Chicken Wings with Potato Stew 1/2 t. sugar

1 t. dark soy sauce

1 t. Maggi Seasoning or additional soy sauce

1 1/2 lb. chicken wings

1 T. peanut oil or other flavorless vegetable oil, divided 6 potatoes, peeled, cut into pieces 1 T. minced garlic

1 shallot, peeled and sliced 1 T. diced green onion 2 slices ginger root 1/2 medium size onion, diced

1/4 t. salt 2/3 c. hot water 1 T. cornstarch mixed with 2 T. cold water

Combine sugar, dark soy sauce and Maggi Seasoning.

Marinate chicken wings in the mixture for 15 minutes.

Heat 1/2 t. oil in a non-stick pan over medium-high heat.

Remove chicken wings from marinade (reserve) and pan-fry until both sides are browned.

Remove chicken to a sieve over a bowl and set aside.

Add potatoes to the same pan and stir-fry for 5 minutes. Set aside. Clean and dry the pan well.

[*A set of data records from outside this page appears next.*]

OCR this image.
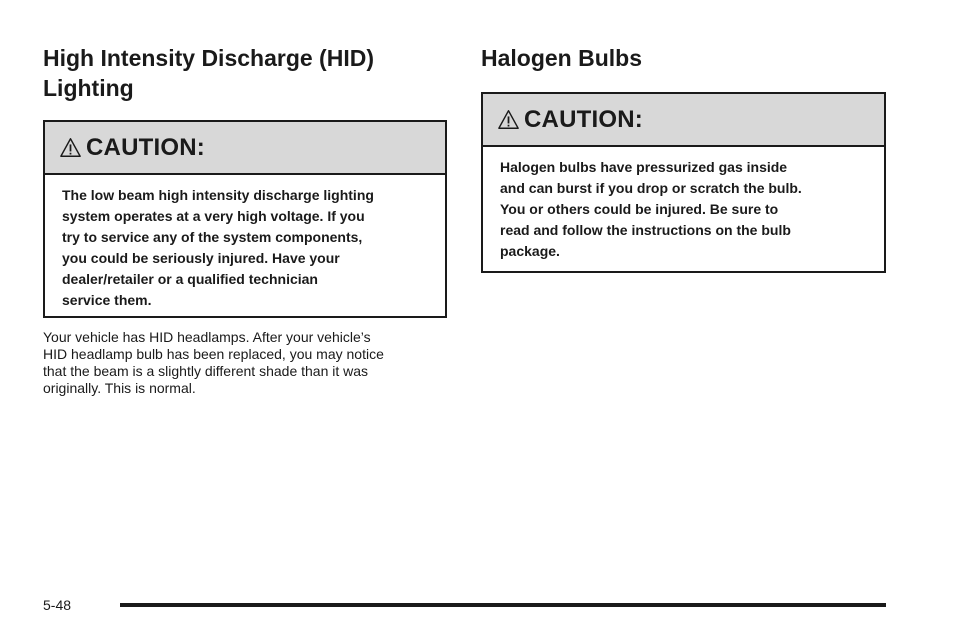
High Intensity Discharge (HID) Lighting
CAUTION:
The low beam high intensity discharge lighting
system operates at a very high voltage. If you
try to service any of the system components,
you could be seriously injured. Have your
dealer/retailer or a qualified technician
service them.
Your vehicle has HID headlamps. After your vehicle’s
HID headlamp bulb has been replaced, you may notice
that the beam is a slightly different shade than it was
originally. This is normal.
Halogen Bulbs
CAUTION:
Halogen bulbs have pressurized gas inside
and can burst if you drop or scratch the bulb.
You or others could be injured. Be sure to
read and follow the instructions on the bulb
package.
5-48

Heat pan again with 1 1/2 t. oil over high heat.

Add garlic, shallot, ginger, green onion, onion, and salt.

Stir-fry until onion is soft (about 2 - 3 minutes).

Add potatoes and stir-fry for 2 minutes. Add the chicken wings and hot water.

Bring to a boil, then lower heat to medium, cover and simmer for 15 minutes or until the potato is soft.

Add the marinade back to the pan, mixing in well.

Stir in the cornstarch mixture slowly and cook until the sauce is thickened.